Third year Engling at Cam checking in :smile:

What I did when applying was aim for breadth and depth, to show that I'd engaged with a broad spectrum of the degree-level canon, but also that I was pursuing my own particular areas of interest in more detail. To help me visualise breadth more easily, I made a big wall chart with two boxes for each century from the 14th up to now. One box was for prose and the other was for poetry: I aimed to have at least two texts/authors in each box I was happy to talk about briefly in my interview. Obviously, in some cases this isn't possible (prose wasn't a thing in 14th century England, for example), but I found this really helped show me where my gaps were.

As for depth, that's more personal to you and you've probably already developed this area by just reading what you like. I found it useful (and interesting) to chart the development of ideas/genres I was interested in over time; so I traced dystopia from Wordsworth's preface to Lyrical Ballads (!) through up until Nineteen Eighty-Four and Fahrenheit 451, for instance. That way you can be synoptic in your interview and start thinking in a degree-level way about the way texts inter-relate chronologically.

I'd also just quickly caution against reading really 'out there' stuff because you think it'll make you stand out - it will, but remember that your interview is supposed to be a conversation, which can't happen if your interviewer hasn't read whatever you're talking about. You're basically shooting yourself in the foot because you'll be unable to impress them if they haven't read it. The canon is broad enough that you should be able to find interesting stuff which most school leavers haven't read yet.

Quick non-exhaustive list of some things I had on my wall chart:

- Canterbury Tales (don't need to read them all, I only read like 3-4 I think, and even then only in translation)
- Paradise Lost (you're going to have to read this for Part I anyway, may as well get started early lol)
- Preface to Lyrical Ballads (imo you simply cannot understand Romantic poetry without reading this - it's short too)
- Genesis (yeah ik it's not from the requisite centuries, but it's important background to have)

Quick non-exhaustive list of some things thousands of people every year say the same things about at interview and thus are really really boring:

- Jane Austen
- The Brontes
- Shakespeare as super progressive, especially re: Twelfth Night (no no no no this is WRONG do not say Twelfth Night is way ahead of its time because it features gender bending, this is just you projecting what you want to see onto a much-misunderstood play, anyway /end rant)
- Chaucer as proto-feminist (no, this is too grand a claim and there's little evidence)
- Anything obviously A-Level (e.g.
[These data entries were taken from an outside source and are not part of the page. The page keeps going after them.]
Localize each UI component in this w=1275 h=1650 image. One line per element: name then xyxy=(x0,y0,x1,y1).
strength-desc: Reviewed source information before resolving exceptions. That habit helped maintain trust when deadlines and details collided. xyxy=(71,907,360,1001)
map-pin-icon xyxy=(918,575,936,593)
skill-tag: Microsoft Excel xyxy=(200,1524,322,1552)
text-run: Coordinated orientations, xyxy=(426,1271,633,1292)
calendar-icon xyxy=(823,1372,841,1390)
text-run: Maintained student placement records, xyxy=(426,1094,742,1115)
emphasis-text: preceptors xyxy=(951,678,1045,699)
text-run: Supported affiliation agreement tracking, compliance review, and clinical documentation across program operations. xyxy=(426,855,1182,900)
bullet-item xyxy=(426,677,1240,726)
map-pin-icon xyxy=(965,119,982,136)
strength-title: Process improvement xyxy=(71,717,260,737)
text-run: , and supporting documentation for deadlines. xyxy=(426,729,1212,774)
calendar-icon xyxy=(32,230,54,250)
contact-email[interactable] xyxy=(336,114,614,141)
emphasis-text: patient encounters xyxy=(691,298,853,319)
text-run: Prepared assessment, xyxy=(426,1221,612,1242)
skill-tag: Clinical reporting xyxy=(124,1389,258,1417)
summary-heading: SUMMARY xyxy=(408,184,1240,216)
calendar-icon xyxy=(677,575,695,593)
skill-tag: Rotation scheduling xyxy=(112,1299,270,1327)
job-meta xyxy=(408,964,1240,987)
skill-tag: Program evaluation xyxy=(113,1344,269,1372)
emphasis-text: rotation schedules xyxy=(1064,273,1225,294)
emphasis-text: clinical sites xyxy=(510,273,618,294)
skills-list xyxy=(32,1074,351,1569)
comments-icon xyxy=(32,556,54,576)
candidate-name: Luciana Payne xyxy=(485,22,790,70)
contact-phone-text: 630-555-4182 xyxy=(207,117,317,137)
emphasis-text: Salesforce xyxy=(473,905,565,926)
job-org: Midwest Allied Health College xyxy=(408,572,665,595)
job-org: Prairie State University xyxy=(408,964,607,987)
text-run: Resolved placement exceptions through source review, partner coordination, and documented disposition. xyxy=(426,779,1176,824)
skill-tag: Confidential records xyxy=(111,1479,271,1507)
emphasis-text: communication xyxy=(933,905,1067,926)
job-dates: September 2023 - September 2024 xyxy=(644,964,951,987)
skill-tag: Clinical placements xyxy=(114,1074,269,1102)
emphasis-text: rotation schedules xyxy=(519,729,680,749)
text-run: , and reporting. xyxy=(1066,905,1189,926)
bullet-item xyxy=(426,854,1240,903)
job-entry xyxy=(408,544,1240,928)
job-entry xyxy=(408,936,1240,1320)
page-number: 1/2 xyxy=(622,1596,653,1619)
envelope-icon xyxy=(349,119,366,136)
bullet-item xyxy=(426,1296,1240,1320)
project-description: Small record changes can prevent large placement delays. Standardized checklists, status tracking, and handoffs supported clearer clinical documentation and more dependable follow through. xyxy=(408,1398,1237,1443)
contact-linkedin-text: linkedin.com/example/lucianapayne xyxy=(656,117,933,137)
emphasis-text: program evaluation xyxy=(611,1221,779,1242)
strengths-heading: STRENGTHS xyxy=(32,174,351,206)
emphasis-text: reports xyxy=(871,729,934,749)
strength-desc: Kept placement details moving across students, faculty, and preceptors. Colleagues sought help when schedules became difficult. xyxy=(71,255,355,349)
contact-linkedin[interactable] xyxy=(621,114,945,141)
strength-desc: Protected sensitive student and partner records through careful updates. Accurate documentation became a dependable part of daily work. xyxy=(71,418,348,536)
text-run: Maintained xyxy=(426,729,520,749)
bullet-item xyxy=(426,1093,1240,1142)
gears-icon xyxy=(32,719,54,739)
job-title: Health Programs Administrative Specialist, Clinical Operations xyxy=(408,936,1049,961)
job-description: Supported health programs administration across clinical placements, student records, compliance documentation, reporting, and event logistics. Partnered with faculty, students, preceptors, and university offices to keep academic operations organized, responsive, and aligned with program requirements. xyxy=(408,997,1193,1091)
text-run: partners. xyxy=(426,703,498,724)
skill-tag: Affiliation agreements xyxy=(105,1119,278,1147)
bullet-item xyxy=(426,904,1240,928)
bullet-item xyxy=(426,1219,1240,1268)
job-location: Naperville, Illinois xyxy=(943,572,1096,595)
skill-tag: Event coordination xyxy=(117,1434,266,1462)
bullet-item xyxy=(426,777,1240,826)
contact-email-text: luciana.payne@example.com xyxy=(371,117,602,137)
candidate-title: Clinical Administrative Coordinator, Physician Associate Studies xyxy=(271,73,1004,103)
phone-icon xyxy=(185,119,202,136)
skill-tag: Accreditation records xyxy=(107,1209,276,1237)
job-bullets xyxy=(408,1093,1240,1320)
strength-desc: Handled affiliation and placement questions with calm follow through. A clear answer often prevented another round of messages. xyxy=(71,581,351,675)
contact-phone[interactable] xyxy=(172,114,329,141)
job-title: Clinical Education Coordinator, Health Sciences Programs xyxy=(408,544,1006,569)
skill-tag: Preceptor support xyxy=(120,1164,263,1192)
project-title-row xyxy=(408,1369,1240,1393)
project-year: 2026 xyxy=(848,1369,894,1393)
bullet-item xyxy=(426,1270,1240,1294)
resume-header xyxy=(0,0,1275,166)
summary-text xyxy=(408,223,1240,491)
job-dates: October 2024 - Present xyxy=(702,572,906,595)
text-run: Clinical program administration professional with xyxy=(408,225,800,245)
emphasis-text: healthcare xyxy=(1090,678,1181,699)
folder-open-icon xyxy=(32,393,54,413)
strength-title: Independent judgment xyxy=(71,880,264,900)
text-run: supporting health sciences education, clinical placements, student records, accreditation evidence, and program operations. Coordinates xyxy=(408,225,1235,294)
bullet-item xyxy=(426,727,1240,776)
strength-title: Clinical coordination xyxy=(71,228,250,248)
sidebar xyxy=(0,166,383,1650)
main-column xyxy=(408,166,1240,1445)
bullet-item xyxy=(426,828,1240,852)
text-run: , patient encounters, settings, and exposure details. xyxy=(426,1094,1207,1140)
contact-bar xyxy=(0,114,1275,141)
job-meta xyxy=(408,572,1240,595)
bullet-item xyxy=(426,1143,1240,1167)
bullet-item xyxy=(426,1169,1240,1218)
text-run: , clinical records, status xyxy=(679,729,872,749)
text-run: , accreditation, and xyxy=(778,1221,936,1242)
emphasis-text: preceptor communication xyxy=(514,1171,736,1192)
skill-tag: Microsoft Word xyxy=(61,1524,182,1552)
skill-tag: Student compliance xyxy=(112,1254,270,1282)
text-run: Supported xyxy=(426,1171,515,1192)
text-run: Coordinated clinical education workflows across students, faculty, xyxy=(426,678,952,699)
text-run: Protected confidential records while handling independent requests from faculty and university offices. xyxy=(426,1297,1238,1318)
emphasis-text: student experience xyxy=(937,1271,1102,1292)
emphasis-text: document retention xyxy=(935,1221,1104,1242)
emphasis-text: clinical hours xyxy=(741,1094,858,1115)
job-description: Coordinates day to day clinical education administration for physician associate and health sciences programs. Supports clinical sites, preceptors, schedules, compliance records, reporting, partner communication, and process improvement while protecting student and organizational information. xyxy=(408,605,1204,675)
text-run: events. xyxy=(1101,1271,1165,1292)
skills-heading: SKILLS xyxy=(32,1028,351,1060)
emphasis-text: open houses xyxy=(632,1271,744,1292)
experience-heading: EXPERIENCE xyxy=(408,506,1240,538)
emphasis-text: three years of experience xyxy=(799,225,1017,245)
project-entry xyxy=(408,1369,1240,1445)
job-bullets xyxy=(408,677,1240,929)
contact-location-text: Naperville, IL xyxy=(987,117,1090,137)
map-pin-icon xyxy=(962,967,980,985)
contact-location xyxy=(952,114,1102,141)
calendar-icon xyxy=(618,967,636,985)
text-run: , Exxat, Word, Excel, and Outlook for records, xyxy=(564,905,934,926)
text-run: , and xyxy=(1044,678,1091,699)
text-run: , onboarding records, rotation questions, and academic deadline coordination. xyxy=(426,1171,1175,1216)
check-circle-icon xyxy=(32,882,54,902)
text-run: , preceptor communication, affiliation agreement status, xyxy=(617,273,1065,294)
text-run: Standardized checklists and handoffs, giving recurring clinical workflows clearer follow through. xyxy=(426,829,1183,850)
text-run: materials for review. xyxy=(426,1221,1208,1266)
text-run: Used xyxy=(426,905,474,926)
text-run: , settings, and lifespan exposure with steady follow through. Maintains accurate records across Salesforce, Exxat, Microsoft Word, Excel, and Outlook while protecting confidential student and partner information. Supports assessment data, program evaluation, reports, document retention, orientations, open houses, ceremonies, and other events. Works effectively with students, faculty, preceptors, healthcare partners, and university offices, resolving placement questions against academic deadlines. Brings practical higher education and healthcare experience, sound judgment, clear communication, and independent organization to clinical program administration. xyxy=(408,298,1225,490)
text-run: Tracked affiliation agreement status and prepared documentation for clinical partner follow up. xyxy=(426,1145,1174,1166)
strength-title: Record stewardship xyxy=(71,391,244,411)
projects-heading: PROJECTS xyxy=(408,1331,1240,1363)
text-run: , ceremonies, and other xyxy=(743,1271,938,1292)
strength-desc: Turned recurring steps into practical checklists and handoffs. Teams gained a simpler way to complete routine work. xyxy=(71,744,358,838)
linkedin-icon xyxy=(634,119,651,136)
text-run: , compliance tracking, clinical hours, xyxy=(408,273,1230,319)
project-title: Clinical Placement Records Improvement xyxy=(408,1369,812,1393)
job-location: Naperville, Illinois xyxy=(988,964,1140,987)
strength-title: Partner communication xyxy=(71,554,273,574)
Fitzgerald, Steinbeck, Miller etc - there are exceptions if you can make these things interesting at a super-curricular level, but if you're just going to regurgitate your A-Level syllabus... no)
- Sylvia Plath
- Romantic poets (again, fine if you can do something interesting with them, but if you're just going to be vapid it's best to leave them alone)
Another thing to think about. Interpretations - plays, films, tv adaptions, animations, audio books, radio adaptations etc. See how other people have interpreted a text (and particularly how that has changed over time). See whether any interpretations change how you think of a text.